Based on these results, 1 death would be prevented by treatment of around 8 ventilated patients or around 25 patients requiring oxygen alone.”

As the Steering Committee of the RECOVERY considered that a meaningful benefit of dexamethasone had been demonstrated, further recruitment to the dexamethasone arm of the study has been stopped.

How should this Statement effect the management of COVID-19 in South Africa?

  1. The full publication of this part of the RECOVERY trial is eagerly awaited. There are important aspects of the results that will be needed to make a full assessment of the data, none more so, than the number and type of adverse events in the dexa-methasone arm vs standard of care1. This is critical information needed to provide definitive guidance.
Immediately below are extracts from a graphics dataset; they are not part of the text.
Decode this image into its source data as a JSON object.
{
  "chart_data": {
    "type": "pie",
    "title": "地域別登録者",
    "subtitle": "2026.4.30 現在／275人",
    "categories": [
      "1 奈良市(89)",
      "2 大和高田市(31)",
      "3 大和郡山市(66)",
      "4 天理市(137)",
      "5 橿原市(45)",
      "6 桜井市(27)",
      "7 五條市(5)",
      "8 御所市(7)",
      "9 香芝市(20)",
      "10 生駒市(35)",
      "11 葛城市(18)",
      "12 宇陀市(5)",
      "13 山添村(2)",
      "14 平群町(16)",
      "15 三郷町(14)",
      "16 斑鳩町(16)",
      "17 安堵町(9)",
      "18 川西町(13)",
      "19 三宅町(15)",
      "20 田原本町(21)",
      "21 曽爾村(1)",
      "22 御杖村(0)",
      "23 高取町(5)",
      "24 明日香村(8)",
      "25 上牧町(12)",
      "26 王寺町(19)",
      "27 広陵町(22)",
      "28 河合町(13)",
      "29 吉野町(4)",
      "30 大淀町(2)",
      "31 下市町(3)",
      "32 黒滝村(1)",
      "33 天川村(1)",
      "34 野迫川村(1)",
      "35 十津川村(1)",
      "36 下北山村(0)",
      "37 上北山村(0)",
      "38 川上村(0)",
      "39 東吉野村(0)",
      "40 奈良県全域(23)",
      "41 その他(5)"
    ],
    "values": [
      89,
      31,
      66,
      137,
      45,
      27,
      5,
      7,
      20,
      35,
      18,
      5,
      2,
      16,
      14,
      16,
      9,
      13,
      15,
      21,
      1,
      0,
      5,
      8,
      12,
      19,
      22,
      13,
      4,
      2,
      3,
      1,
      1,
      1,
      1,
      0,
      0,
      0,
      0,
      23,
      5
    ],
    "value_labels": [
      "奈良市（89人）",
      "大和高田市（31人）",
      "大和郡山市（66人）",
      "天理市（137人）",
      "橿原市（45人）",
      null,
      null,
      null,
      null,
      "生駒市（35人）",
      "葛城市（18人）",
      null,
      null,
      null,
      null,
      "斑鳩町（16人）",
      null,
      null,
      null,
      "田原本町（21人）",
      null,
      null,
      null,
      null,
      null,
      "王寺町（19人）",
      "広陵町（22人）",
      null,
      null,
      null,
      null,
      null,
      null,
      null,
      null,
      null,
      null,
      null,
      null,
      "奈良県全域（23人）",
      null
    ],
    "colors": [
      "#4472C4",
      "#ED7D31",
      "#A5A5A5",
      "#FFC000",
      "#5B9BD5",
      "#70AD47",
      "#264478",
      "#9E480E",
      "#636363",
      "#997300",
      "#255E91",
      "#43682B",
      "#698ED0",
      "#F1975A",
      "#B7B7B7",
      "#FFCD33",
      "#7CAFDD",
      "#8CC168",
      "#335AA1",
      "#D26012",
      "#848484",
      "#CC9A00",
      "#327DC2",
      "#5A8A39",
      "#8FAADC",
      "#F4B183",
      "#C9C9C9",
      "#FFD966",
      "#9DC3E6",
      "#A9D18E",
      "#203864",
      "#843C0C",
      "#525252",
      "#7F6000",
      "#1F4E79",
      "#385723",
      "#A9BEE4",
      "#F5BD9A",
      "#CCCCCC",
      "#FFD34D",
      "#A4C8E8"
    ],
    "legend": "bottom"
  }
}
Data on the absolute risk reduction and the numbers of events per patient group will also be needed to fully interpret the evidence provided.
  2. In the interim, we believe that intravenous dexamethasone 6mg daily or an equivalent oral corticosteroid (such as prednisolone 40mg daily) for 10 days may be considered in patients with a confirmed diagnosis of COVID-19 who are being mechan-ically ventilated. Although a lesser effect on mortality was shown in those patients requiring oxygen but not being mechanically ventilated, we also advise that dexamethasone may be considered for patients admitted to hospital with COVID-19 who require oxygen support but are not mechanically ventilated, especially those requiring high flow nasal oxygen, CPAP, or non-invasive ventilation.
  3. Patients admitted to hospital with a confirmed or suspected diagnosis of COVID-19 who do not require oxygen support should not receive dexamethasone or other corticosteroid, unless clinically indicated for a specific comorbidity.
  4. Contraindications to dexamethasone and adverse effects are detailed in the EML and South African Medicines Formulary, and clinicians are encouraged to refer to these resources.
  5. As oral dexamethasone is only accessible as a Section 21 medicine, an equivalent oral corticosteroid may be used. The RECOVERY trial included either oral prednisolone (40mg daily) or intravenous hydrocortisone (80mg twice daily) in pregnant and breast-feeding women. Betamethasone is a further oral option.
  6. It must be stressed that this advisory is based on a preliminary statement by the Chief Investigators of the RECOVERY Trial, and this advisory may be subject to change following review of the full publication.

“This treatment can be given to preJy much anyone,” says Horby.” However, we await full publication to make our assessment.